The Cleanaway Waste Management Ltd (ASX: CWY) share price will be one to watch this morning.
This follows news that its acquisition of Suez Australia’s business for $2.5 billion has hit the rocks.
Overnight in Europe, French waste management giants Veolia and Suez announced an agreement to merge their operations.
According to Veolia, the agreement will create a global champion of ecological transformation, with revenues of around 37 billion euros.
Veolia also revealed that the agreement provides for: “The termination of the agreements with Cleanaway in accordance with their terms concerning the disposal of the assets in Australia (subject to the Sydney assets) and the suspension of any other significant disposal, which allows Veolia to acquire in particular all the assets designated as strategic in its draft offer document filed on February 8 with the Autorité des marchés financiers.”
This is a bitter blow for Cleanaway, which has seen its share price surge higher since announcing a deal to acquire Suez’s Australian assets last week.
One small positive is that the deal with Suez for its Sydney assets remains in place.

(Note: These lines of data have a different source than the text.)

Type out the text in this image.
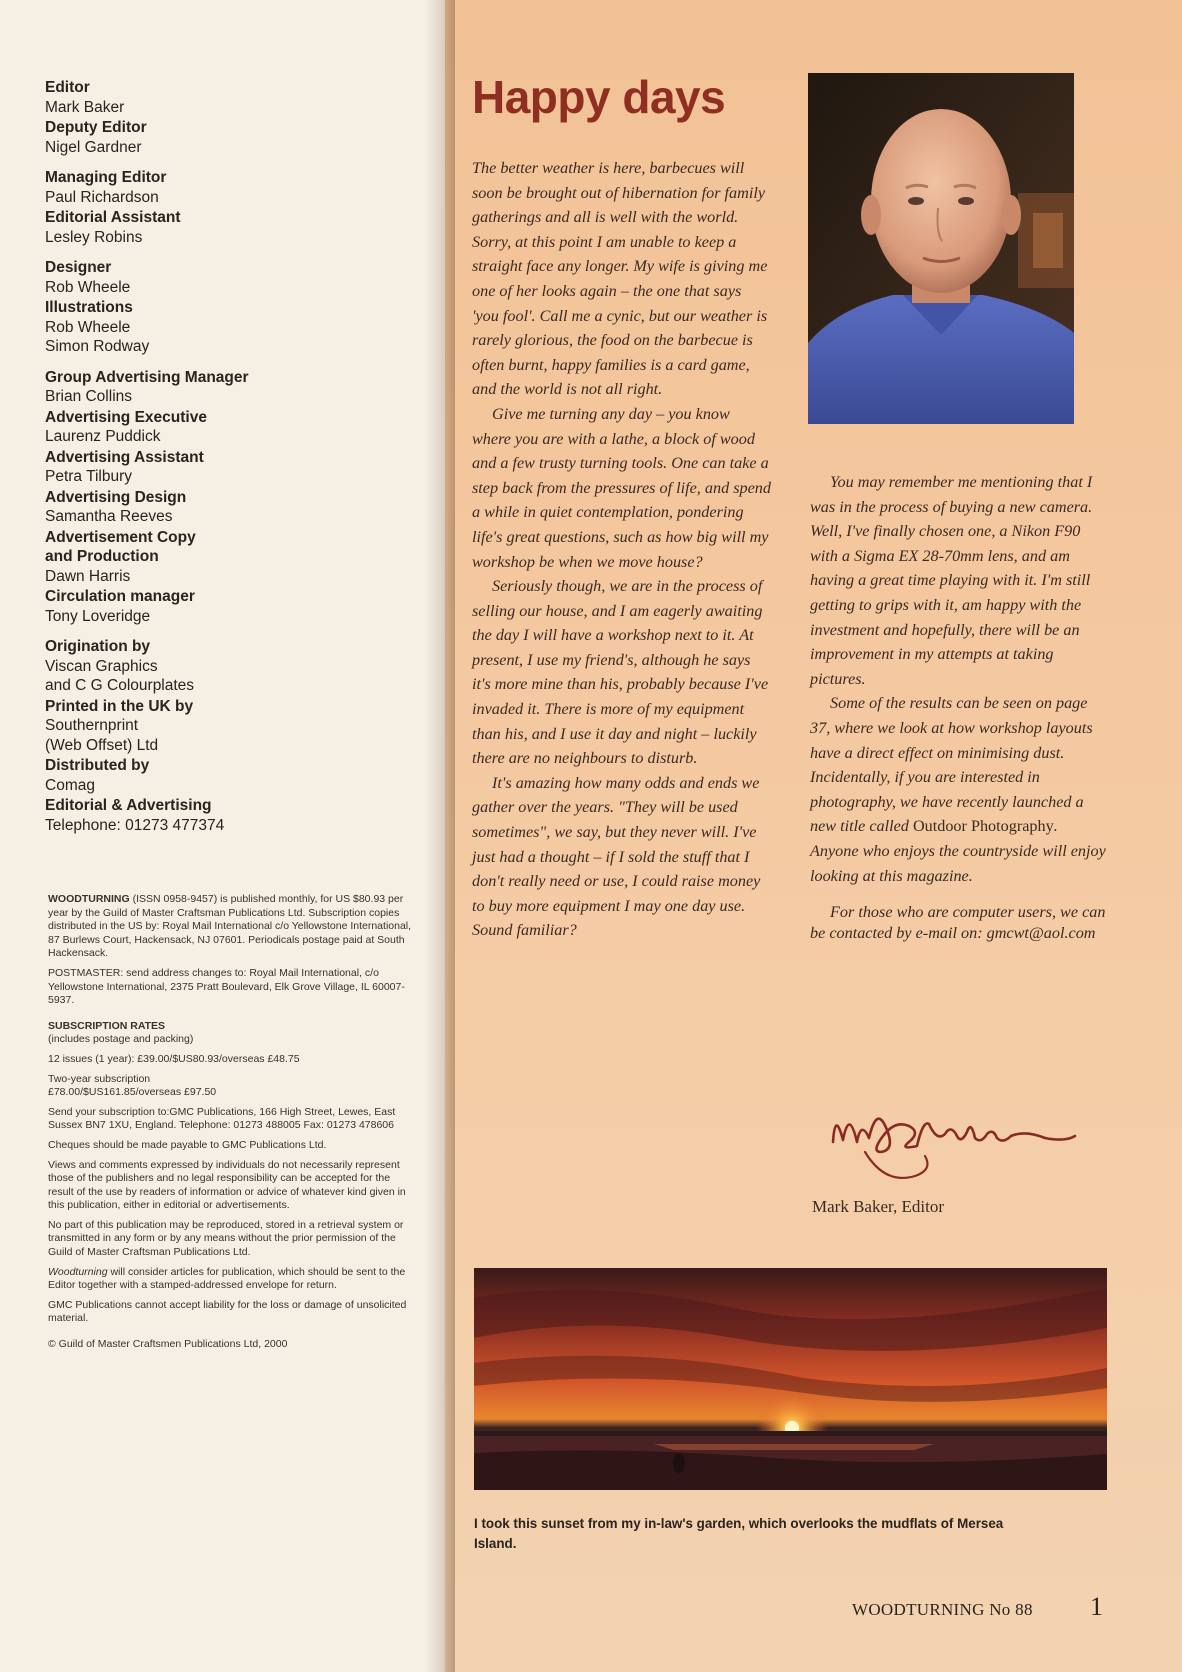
Editor
Mark Baker
Deputy Editor
Nigel Gardner
Managing Editor
Paul Richardson
Editorial Assistant
Lesley Robins
Designer
Rob Wheele
Illustrations
Rob Wheele
Simon Rodway
Group Advertising Manager
Brian Collins
Advertising Executive
Laurenz Puddick
Advertising Assistant
Petra Tilbury
Advertising Design
Samantha Reeves
Advertisement Copy and Production
Dawn Harris
Circulation manager
Tony Loveridge
Origination by
Viscan Graphics
and C G Colourplates
Printed in the UK by
Southernprint
(Web Offset) Ltd
Distributed by
Comag
Editorial & Advertising
Telephone: 01273 477374

WOODTURNING (ISSN 0958-9457) is published monthly, for US $80.93 per year by the Guild of Master Craftsman Publications Ltd. Subscription copies distributed in the US by: Royal Mail International c/o Yellowstone International, 87 Burlews Court, Hackensack, NJ 07601. Periodicals postage paid at South Hackensack.

POSTMASTER: send address changes to: Royal Mail International, c/o Yellowstone International, 2375 Pratt Boulevard, Elk Grove Village, IL 60007-5937.

SUBSCRIPTION RATES
(includes postage and packing)

12 issues (1 year): £39.00/$US80.93/overseas £48.75

Two-year subscription
£78.00/$US161.85/overseas £97.50

Send your subscription to:GMC Publications, 166 High Street, Lewes, East Sussex BN7 1XU, England. Telephone: 01273 488005 Fax: 01273 478606

Cheques should be made payable to GMC Publications Ltd.

Views and comments expressed by individuals do not necessarily represent those of the publishers and no legal responsibility can be accepted for the result of the use by readers of information or advice of whatever kind given in this publication, either in editorial or advertisements.

No part of this publication may be reproduced, stored in a retrieval system or transmitted in any form or by any means without the prior permission of the Guild of Master Craftsman Publications Ltd.

Woodturning will consider articles for publication, which should be sent to the Editor together with a stamped-addressed envelope for return.

GMC Publications cannot accept liability for the loss or damage of unsolicited material.

© Guild of Master Craftsmen Publications Ltd, 2000

Happy days

The better weather is here, barbecues will soon be brought out of hibernation for family gatherings and all is well with the world. Sorry, at this point I am unable to keep a straight face any longer. My wife is giving me one of her looks again – the one that says 'you fool'. Call me a cynic, but our weather is rarely glorious, the food on the barbecue is often burnt, happy families is a card game, and the world is not all right.

Give me turning any day – you know where you are with a lathe, a block of wood and a few trusty turning tools. One can take a step back from the pressures of life, and spend a while in quiet contemplation, pondering life's great questions, such as how big will my workshop be when we move house?

Seriously though, we are in the process of selling our house, and I am eagerly awaiting the day I will have a workshop next to it. At present, I use my friend's, although he says it's more mine than his, probably because I've invaded it. There is more of my equipment than his, and I use it day and night – luckily there are no neighbours to disturb.

It's amazing how many odds and ends we gather over the years. "They will be used sometimes", we say, but they never will. I've just had a thought – if I sold the stuff that I don't really need or use, I could raise money to buy more equipment I may one day use. Sound familiar?

You may remember me mentioning that I was in the process of buying a new camera. Well, I've finally chosen one, a Nikon F90 with a Sigma EX 28-70mm lens, and am having a great time playing with it. I'm still getting to grips with it, am happy with the investment and hopefully, there will be an improvement in my attempts at taking pictures.

Some of the results can be seen on page 37, where we look at how workshop layouts have a direct effect on minimising dust. Incidentally, if you are interested in photography, we have recently launched a new title called Outdoor Photography. Anyone who enjoys the countryside will enjoy looking at this magazine.

For those who are computer users, we can be contacted by e-mail on: gmcwt@aol.com

Mark Baker, Editor
I took this sunset from my in-law's garden, which overlooks the mudflats of Mersea Island.
WOODTURNING No 88 1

This comprises two landfill sites and five transfer stations for an agreed purchase price of $501 million.
What has been Cleanaway’s reaction?
This morning the company responded to the news.
It commented: “Cleanaway expects that the Suez R&R Acquisition will be terminated on, or prior to 6 May 2021, and that the Sydney Assets Acquisition will proceed. Suez has announced that the in‐principle agreement provides for the suspension of ongoing legal proceedings, and that all legal proceedings will be withdrawn upon entry into the definitive agreements between Suez and Veolia.”
Management remains positive on the acquisition of Suez’s Sydney assets and expects it to generate attractive returns.
It said: “The Sydney Assets enhance and complement Cleanaway’s existing footprint, and deliver Cleanaway an immediate post collections solution for the Sydney region to internalise its waste. The acquisition of the Sydney Assets is expected to deliver attractive financial returns including pro forma EPSA accretion to FY20.”
During calendar year 2020, these assets generated net revenue of $193.1 million and normalised EBITDA of $72.9 million.
However, it may take some time before these assets are in the hands of Cleanaway.
Based on the expected timeline for completion of the takeover of Suez by Veolia, the Sydney assets acquisition is expected to complete in the second quarter of calendar year 2022.
Cleanaway intends to keep shareholders updated as and when information becomes available.